Alan Cumming; Not My Father's Son.


 Just this Wednesday I found myself up all night with Alan Cumming, not in the Biblical sense but certainly in the autobiographical sense. I had just been gifted a copy of this book by a friend and started to read it just before bedtime. Found myself in Alan Time shortly thereafter.And what a place to be. Was not quite sure what was going to happen next and I found myself boggling at the notion this was not fiction...

             These were the details of a life well lived. Not always in the way you would wish anyone to have to endure but by God it was a life lived in the moment, poignantly humane. People throw around the description "beautiful and brave" with no regard for diminishing its accuracy but this story warrants it.
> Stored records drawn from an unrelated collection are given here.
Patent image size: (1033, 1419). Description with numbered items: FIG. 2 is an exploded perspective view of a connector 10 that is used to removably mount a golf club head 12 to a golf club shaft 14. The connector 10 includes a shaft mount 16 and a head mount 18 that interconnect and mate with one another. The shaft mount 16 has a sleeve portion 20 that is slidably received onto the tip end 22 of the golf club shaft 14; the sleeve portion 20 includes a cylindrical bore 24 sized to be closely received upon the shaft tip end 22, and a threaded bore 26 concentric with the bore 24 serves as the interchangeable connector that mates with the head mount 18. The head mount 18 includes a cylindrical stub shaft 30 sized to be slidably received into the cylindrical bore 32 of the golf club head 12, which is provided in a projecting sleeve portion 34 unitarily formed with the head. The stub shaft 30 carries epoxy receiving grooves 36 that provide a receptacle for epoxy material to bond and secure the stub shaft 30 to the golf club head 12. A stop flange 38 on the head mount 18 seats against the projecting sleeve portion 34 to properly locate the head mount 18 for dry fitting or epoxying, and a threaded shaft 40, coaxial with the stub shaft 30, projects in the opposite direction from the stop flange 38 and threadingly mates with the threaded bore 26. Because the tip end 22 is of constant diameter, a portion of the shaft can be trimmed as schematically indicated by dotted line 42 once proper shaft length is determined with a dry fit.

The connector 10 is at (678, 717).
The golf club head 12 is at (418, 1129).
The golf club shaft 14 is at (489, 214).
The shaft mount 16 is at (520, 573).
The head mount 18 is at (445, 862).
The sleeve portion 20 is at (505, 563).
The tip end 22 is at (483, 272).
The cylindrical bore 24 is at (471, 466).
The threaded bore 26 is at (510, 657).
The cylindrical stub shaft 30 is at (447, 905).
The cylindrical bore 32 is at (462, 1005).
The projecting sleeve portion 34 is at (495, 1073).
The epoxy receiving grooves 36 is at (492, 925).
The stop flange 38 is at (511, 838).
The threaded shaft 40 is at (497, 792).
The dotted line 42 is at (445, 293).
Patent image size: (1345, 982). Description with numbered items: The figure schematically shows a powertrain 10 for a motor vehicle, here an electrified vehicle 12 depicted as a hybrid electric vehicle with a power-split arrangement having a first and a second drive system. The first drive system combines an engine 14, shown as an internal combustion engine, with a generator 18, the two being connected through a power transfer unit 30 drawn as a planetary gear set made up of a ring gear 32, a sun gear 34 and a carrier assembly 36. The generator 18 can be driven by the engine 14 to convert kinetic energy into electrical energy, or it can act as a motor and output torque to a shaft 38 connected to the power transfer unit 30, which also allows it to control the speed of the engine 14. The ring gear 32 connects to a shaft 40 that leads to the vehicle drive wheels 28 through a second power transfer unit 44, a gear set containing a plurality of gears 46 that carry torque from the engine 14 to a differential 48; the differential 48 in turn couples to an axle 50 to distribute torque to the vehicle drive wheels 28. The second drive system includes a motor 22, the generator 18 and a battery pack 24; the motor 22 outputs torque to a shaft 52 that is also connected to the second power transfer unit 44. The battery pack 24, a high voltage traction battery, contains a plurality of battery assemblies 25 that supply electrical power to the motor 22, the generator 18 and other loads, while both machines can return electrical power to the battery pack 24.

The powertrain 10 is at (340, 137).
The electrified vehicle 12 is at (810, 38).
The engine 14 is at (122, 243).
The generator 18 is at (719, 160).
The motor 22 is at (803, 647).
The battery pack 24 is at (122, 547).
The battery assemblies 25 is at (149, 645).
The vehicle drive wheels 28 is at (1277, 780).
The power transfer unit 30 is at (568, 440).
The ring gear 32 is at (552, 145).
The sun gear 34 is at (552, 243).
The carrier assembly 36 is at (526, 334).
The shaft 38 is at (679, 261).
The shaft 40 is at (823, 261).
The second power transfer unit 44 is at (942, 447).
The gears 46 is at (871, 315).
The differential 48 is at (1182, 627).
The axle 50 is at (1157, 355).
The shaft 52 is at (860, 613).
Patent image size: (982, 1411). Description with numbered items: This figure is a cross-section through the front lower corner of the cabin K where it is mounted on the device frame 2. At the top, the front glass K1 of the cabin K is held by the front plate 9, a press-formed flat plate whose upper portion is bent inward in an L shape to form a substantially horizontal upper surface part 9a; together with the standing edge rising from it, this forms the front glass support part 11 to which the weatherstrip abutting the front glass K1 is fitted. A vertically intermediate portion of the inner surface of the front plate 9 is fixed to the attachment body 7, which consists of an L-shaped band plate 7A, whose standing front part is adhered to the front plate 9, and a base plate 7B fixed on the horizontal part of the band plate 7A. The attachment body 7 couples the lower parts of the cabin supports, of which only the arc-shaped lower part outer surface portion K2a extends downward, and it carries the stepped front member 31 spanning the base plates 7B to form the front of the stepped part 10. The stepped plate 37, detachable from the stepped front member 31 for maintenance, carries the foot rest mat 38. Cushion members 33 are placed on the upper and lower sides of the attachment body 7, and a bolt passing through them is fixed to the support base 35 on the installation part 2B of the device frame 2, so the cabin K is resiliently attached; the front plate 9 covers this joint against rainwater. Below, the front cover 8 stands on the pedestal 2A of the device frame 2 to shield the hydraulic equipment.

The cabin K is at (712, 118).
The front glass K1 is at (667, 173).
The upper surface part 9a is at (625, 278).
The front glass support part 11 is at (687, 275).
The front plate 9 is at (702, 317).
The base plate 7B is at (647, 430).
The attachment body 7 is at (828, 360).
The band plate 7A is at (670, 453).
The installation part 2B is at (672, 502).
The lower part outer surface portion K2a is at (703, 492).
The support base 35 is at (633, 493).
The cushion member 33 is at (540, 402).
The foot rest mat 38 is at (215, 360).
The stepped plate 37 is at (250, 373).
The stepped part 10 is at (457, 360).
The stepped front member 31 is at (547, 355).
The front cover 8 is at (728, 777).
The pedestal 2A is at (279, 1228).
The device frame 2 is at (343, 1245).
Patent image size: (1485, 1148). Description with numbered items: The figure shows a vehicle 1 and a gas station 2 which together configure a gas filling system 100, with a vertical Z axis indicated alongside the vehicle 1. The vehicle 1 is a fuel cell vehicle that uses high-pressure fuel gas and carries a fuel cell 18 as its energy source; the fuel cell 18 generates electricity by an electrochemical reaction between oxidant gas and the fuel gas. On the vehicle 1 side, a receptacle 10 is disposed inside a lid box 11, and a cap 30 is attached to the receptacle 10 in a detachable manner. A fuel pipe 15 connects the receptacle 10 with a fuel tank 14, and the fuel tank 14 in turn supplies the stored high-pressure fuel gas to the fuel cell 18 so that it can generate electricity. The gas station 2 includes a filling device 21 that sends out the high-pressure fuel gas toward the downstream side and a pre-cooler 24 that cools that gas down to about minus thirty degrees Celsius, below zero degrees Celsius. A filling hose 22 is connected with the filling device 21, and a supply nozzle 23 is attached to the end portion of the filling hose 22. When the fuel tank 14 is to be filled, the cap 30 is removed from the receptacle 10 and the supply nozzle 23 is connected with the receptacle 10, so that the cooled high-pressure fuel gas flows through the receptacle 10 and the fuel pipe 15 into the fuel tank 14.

It is pointed out in some of the cover blurbs, from Stephen Fry to Scotland On Sunday, and these are not just luvey chummy compliments, barely strong enough to defend themselves, they are right on the money.

             Alan Cumming's memoir is a fantastic read. Well written, page turningly engaging and a celebration of humanity with all its flaws. This old world of ours is so full of tears at times I believe its a wonder we do not all drown. Instead somehow we learn to swim in theses salty seas of our own making, all waving, not drowning. Alan Cumming's fearlessly recounts the details of a fearful childhood, from the perspective of the older child speaking for the one he was. It is a spirited account of a traumatic time, shot through with a cheeky humour that just refuses to give into shame, while preserving the innocent expectations of any human child. You will read this and you will want to reach into the pages and shield the child he was from the cruel blows inflicted by the one who surely should have been willing to take those blows on his account, not bloody dish them out.What that poor wee boy had to endure, him and his brother Tom, its heartbreaking. Even to recall it, to rewrite those events must have been so painful and yet here they are; Sharing.Not in the grotesque current world use of the word, so undermined by endless wiffle waffle of reality television but one that will encourage and in the very best sense of the word; illuminate.